The AIS appointments

The selection of AIS officers is done through the Union Public Service Commission (UPSC), which holds an annual examination that attracts 3,00,000 to 4,00,000 young aspirants, competing for less than 1,000 positions. The appointing authority for those shortlisted from the written examination, followed by an oral interview, is currently the Central government. 

Appointment officers are allotted to various States, the number of officers depending on each State's requirement. Thereafter, they spend most of their career in those States, intervened by short spells of deputation to the Centre.

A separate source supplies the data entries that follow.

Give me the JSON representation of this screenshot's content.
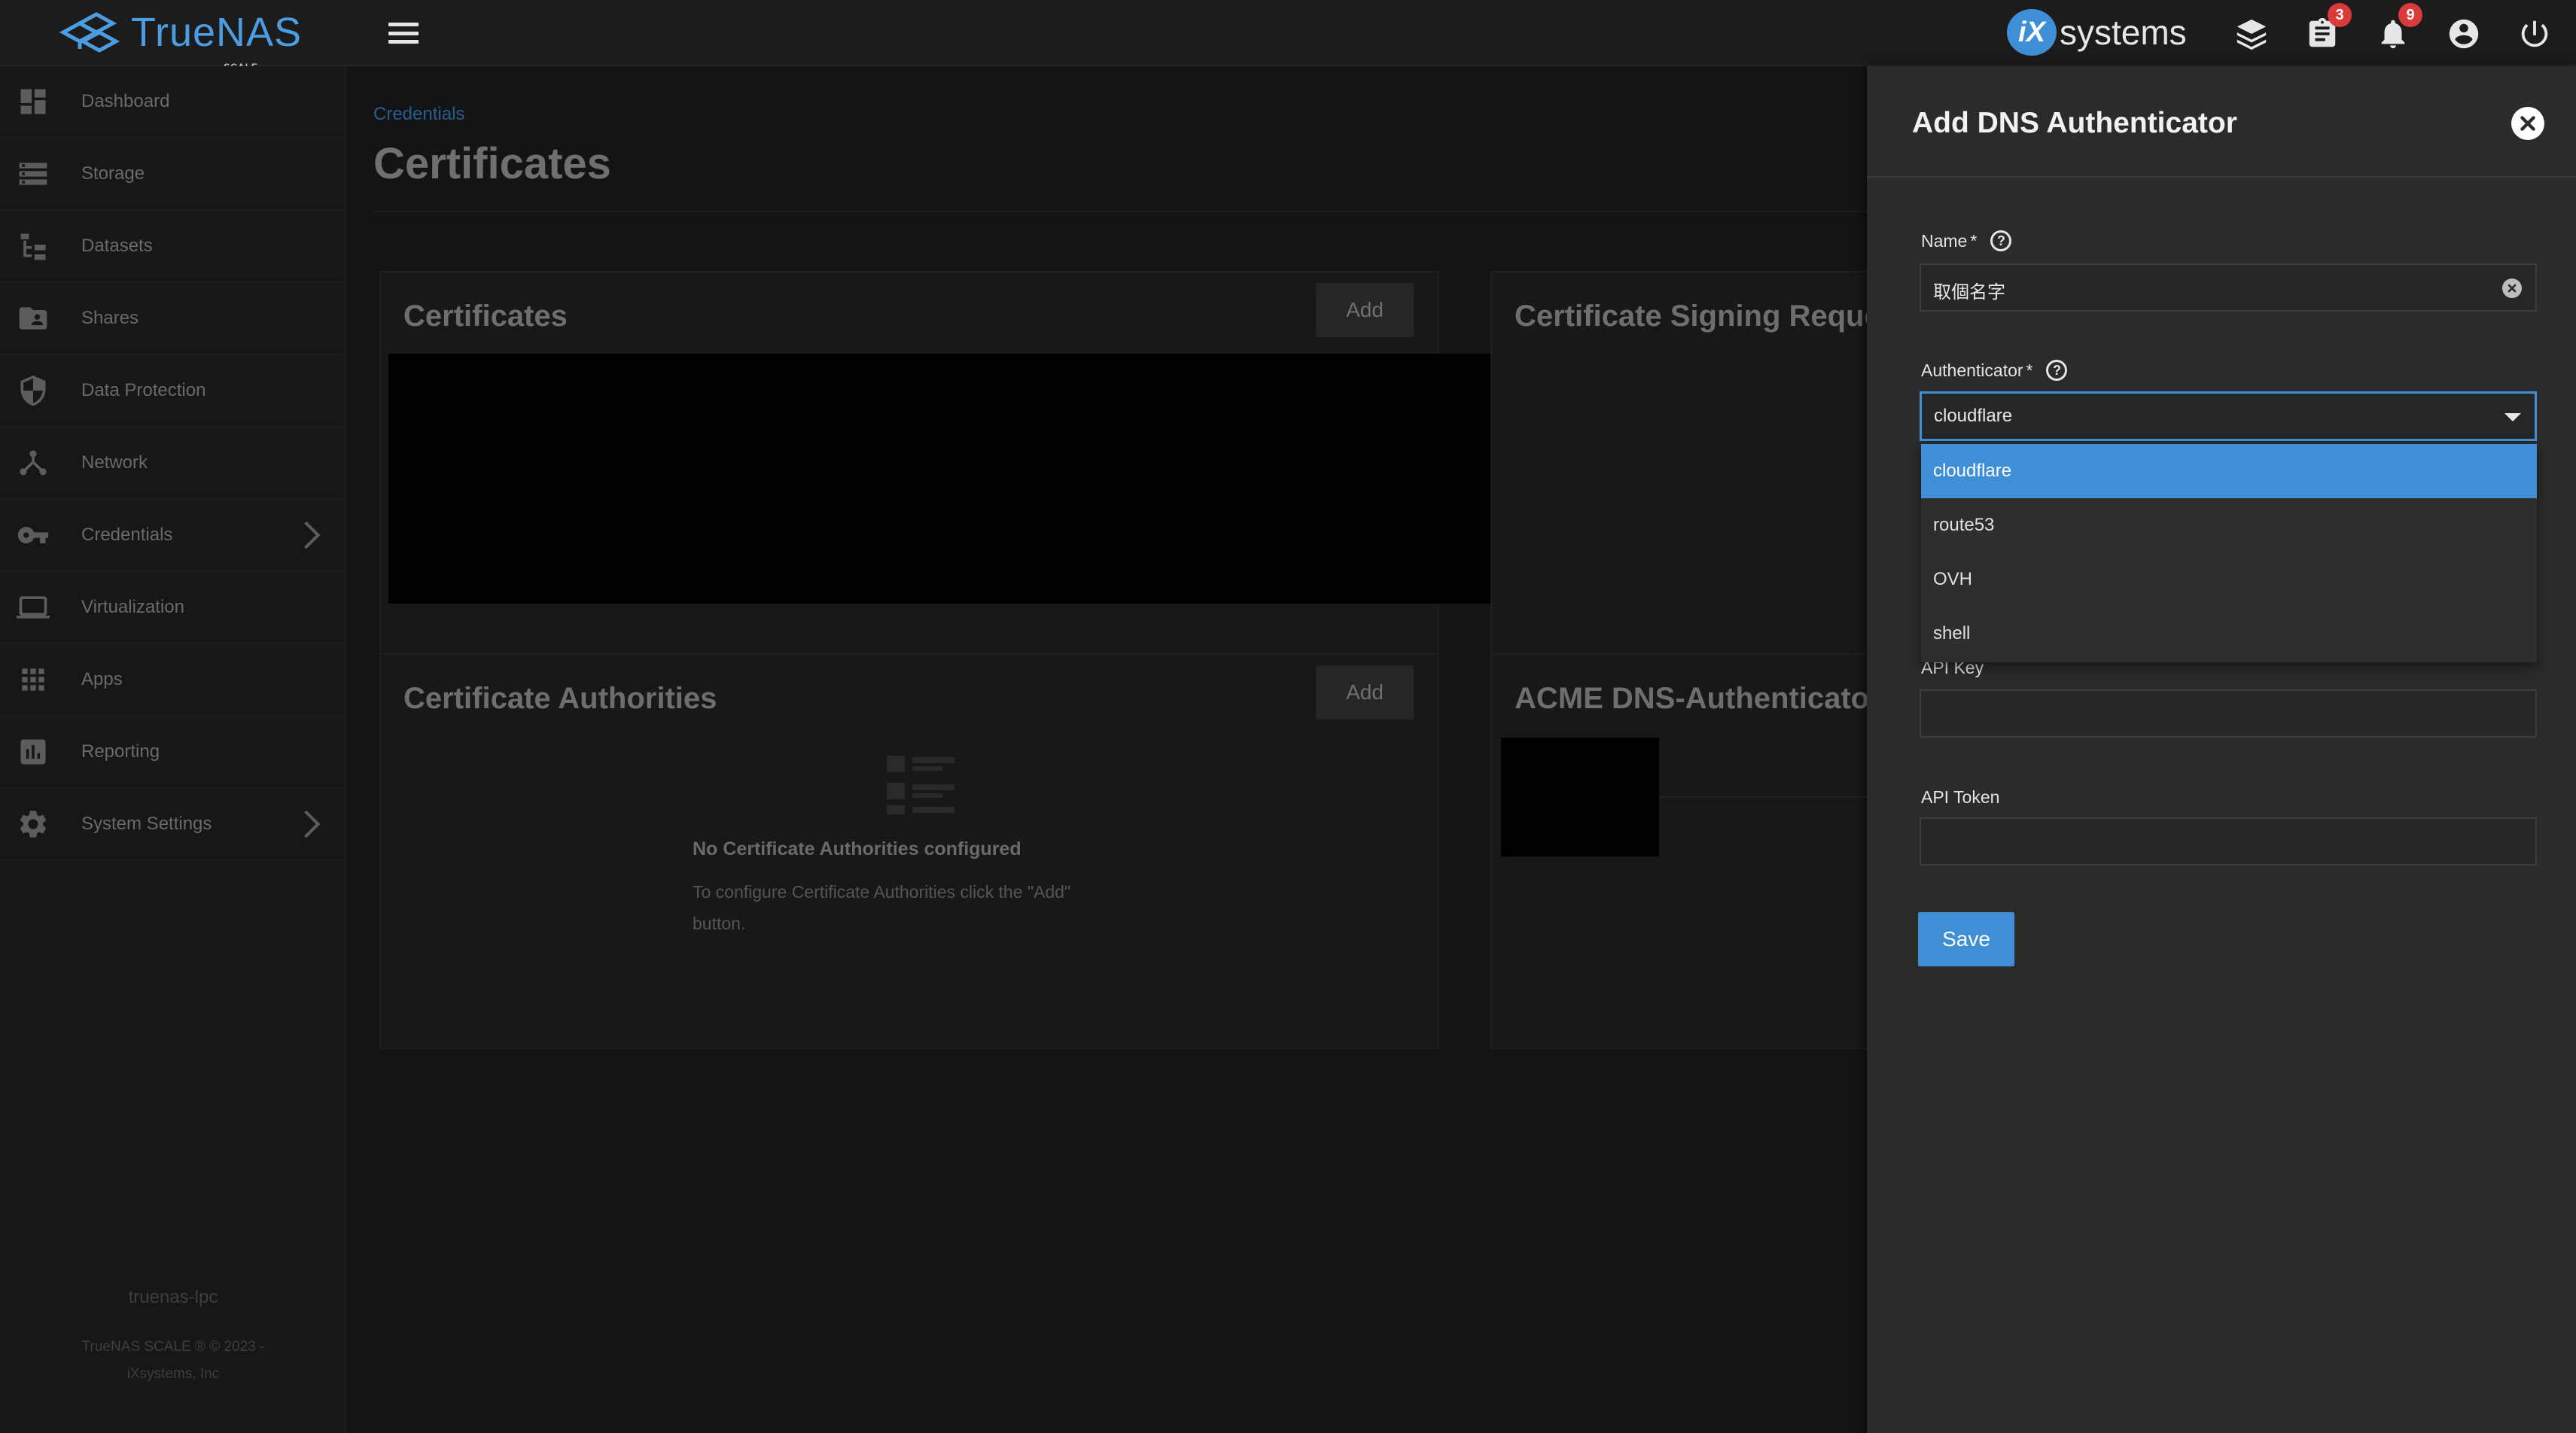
{
  "header": {
    "brand": "TrueNAS",
    "brand_sub": "SCALE",
    "vendor_logo_mark": "iX",
    "vendor_logo_text": "systems",
    "tasks_badge": "3",
    "alerts_badge": "9",
    "icons": [
      "menu-icon",
      "truecommand-icon",
      "jobs-icon",
      "notifications-icon",
      "account-icon",
      "power-icon"
    ]
  },
  "sidebar": {
    "items": [
      {
        "label": "Dashboard",
        "icon": "dashboard-icon"
      },
      {
        "label": "Storage",
        "icon": "storage-icon"
      },
      {
        "label": "Datasets",
        "icon": "datasets-icon"
      },
      {
        "label": "Shares",
        "icon": "shares-icon"
      },
      {
        "label": "Data Protection",
        "icon": "shield-icon"
      },
      {
        "label": "Network",
        "icon": "network-icon"
      },
      {
        "label": "Credentials",
        "icon": "key-icon"
      },
      {
        "label": "Virtualization",
        "icon": "laptop-icon"
      },
      {
        "label": "Apps",
        "icon": "apps-icon"
      },
      {
        "label": "Reporting",
        "icon": "reporting-icon"
      },
      {
        "label": "System Settings",
        "icon": "gear-icon"
      }
    ],
    "hostname": "truenas-lpc",
    "copyright_line1": "TrueNAS SCALE ® © 2023 -",
    "copyright_line2": "iXsystems, Inc"
  },
  "main": {
    "breadcrumb": "Credentials",
    "page_title": "Certificates",
    "cards": {
      "certificates": {
        "title": "Certificates",
        "add_label": "Add"
      },
      "csr": {
        "title": "Certificate Signing Requests"
      },
      "authorities": {
        "title": "Certificate Authorities",
        "add_label": "Add",
        "empty_title": "No Certificate Authorities configured",
        "empty_desc_line1": "To configure Certificate Authorities click the \"Add\"",
        "empty_desc_line2": "button."
      },
      "acme": {
        "title": "ACME DNS-Authenticators"
      }
    }
  },
  "panel": {
    "title": "Add DNS Authenticator",
    "name_label": "Name",
    "name_required": "*",
    "name_value": "取個名字",
    "authenticator_label": "Authenticator",
    "authenticator_required": "*",
    "authenticator_value": "cloudflare",
    "options": [
      "cloudflare",
      "route53",
      "OVH",
      "shell"
    ],
    "api_key_label": "API Key",
    "api_key_value": "",
    "api_token_label": "API Token",
    "api_token_value": "",
    "save_label": "Save",
    "accent_color": "#3f8fd6"
  }
}
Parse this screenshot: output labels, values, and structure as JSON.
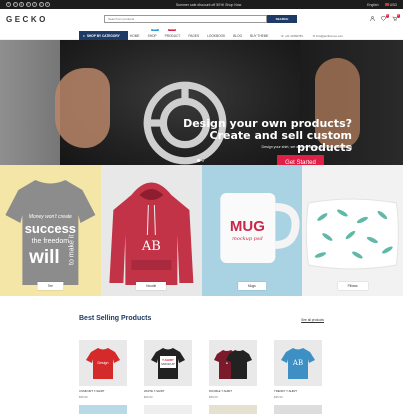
{
  "topbar": {
    "social_icons": [
      "facebook-icon",
      "twitter-icon",
      "google-plus-icon",
      "pinterest-icon",
      "instagram-icon",
      "youtube-icon",
      "vimeo-icon"
    ],
    "promo": "Summer sale discount off 50%! Shop Now",
    "language": "English",
    "currency": "USD"
  },
  "header": {
    "logo": "GECKO",
    "search_placeholder": "Search for products",
    "search_button": "SEARCH",
    "wishlist_count": "0",
    "cart_count": "0"
  },
  "nav": {
    "shop_by_category": "SHOP BY CATEGORY",
    "items": [
      {
        "label": "Home"
      },
      {
        "label": "Shop",
        "tag": "NEW",
        "tag_color": "#2a9fd6"
      },
      {
        "label": "Product",
        "tag": "SALE",
        "tag_color": "#e01f47"
      },
      {
        "label": "Pages"
      },
      {
        "label": "Lookbook"
      },
      {
        "label": "Blog"
      },
      {
        "label": "Buy Theme"
      }
    ],
    "phone": "+01 23456789",
    "email": "info@jamthemes.com"
  },
  "hero": {
    "headline_1": "Design your own products?",
    "headline_2": "Create and sell custom products",
    "subtext": "Design your shirt, set a price, add a goal and start selling",
    "cta": "Get Started"
  },
  "categories": [
    {
      "label": "Tee",
      "bg": "#f4e6a6"
    },
    {
      "label": "Hoodie",
      "bg": "#e8e8e8"
    },
    {
      "label": "Mugs",
      "bg": "#a9d3e3"
    },
    {
      "label": "Pillows",
      "bg": "#f2f2f2"
    }
  ],
  "tee_text": {
    "l1": "Money won't create",
    "l2": "success",
    "l3": "the freedom",
    "l4": "to make it",
    "l5": "will"
  },
  "mug_text": {
    "top": "MUG",
    "sub": "mockup psd"
  },
  "best_selling": {
    "title": "Best Selling Products",
    "view_all": "See all products",
    "products": [
      {
        "name": "Comfort T-Shirt",
        "price": "$35.00"
      },
      {
        "name": "White T-Shirt",
        "price": "$29.00"
      },
      {
        "name": "Double T-Shirt",
        "price": "$39.00"
      },
      {
        "name": "Trendy T-Shirt",
        "price": "$35.00"
      }
    ]
  },
  "colors": {
    "navy": "#1e3a66",
    "accent": "#e01f47"
  }
}
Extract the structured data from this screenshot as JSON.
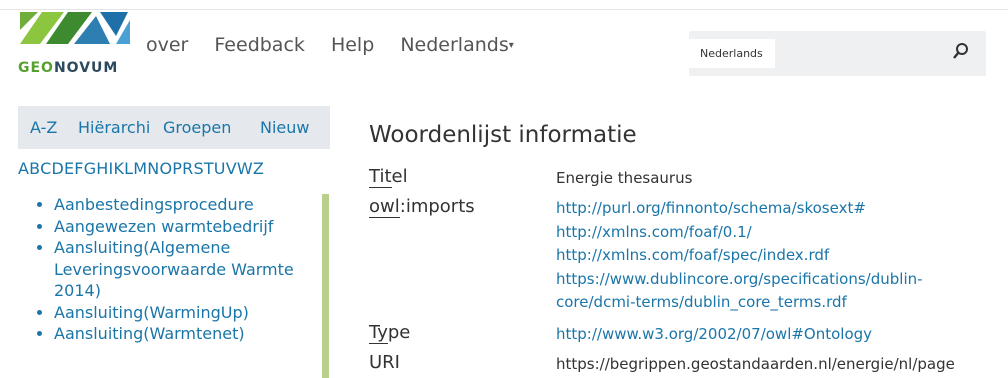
{
  "logo": {
    "geo": "GEO",
    "rest": "NOVUM"
  },
  "topnav": {
    "over": "over",
    "feedback": "Feedback",
    "help": "Help",
    "language": "Nederlands"
  },
  "search": {
    "lang_button": "Nederlands",
    "icon": "search-icon"
  },
  "sidebar": {
    "tabs": [
      "A-Z",
      "Hiërarchi",
      "Groepen",
      "Nieuw"
    ],
    "letters": [
      "A",
      "B",
      "C",
      "D",
      "E",
      "F",
      "G",
      "H",
      "I",
      "K",
      "L",
      "M",
      "N",
      "O",
      "P",
      "R",
      "S",
      "T",
      "U",
      "V",
      "W",
      "Z"
    ],
    "items": [
      "Aanbestedingsprocedure",
      "Aangewezen warmtebedrijf",
      "Aansluiting(Algemene Leveringsvoorwaarde Warmte 2014)",
      "Aansluiting(WarmingUp)",
      "Aansluiting(Warmtenet)"
    ]
  },
  "main": {
    "title": "Woordenlijst informatie",
    "rows": [
      {
        "label_u": "Tit",
        "label_rest": "el",
        "values": [
          "Energie thesaurus"
        ],
        "link": false
      },
      {
        "label_u": "owl",
        "label_rest": ":imports",
        "values": [
          "http://purl.org/finnonto/schema/skosext#",
          "http://xmlns.com/foaf/0.1/",
          "http://xmlns.com/foaf/spec/index.rdf",
          "https://www.dublincore.org/specifications/dublin-",
          "core/dcmi-terms/dublin_core_terms.rdf"
        ],
        "link": true
      },
      {
        "label_u": "Ty",
        "label_rest": "pe",
        "values": [
          "http://www.w3.org/2002/07/owl#Ontology"
        ],
        "link": true
      },
      {
        "label_u": "",
        "label_rest": "URI",
        "values": [
          "https://begrippen.geostandaarden.nl/energie/nl/page"
        ],
        "link": false
      }
    ]
  }
}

While they are functioning under a State government, disciplinary authority is vested in the former, except that a State cannot impose a major penalty on a delinquent AIS officer for any misconduct.

Suspension of an officer from the service by a State government will have to be ratified by the Centre before the end of three months. This is meant to be a safeguard against any arbitrary action by a State government.

I, however, know of a case of a totally unjustified harassment of a distinguished police officer who was harassed for reporting to the Indian government after the State went back on its earlier promise to relieve her to join a Central organisation. There was a short-lived tussle between the State and the Ministry of Home Affairs over this issue.

A few years ago, we also witnessed such battles in other States too, especially West Bengal, where senior officers such as the Chief Secretary and Commissioner of Police were greatly embarrassed because the Chief Minister and GOI were out of steps with each other. It is in situations like these where the canons of prudent and mature governance are ignored that pose a threat to the foundation of All India Services.

Empowering the Centre

Crass politics triumphing over enlightened public administration has become the order of the day. It is in this context that the Centre's dialogue with the States over amending the AIS rules assumes importance. Such amendment would empower the Centre to commandeer the services of any officer serving in the States to work for the former, with or without the concurrence of the State concerned or the consent of the particular officer.

However, it is debatable whether the States will agree to this change. Intriguing times are, therefore, ahead of all of us who are convinced that we need a stable system of civil services to bolster democratic and responsive public administration in our country.

R.K. Raghavan is a former CBI Director and a former High Commissioner of India to the Republic of Cyprus.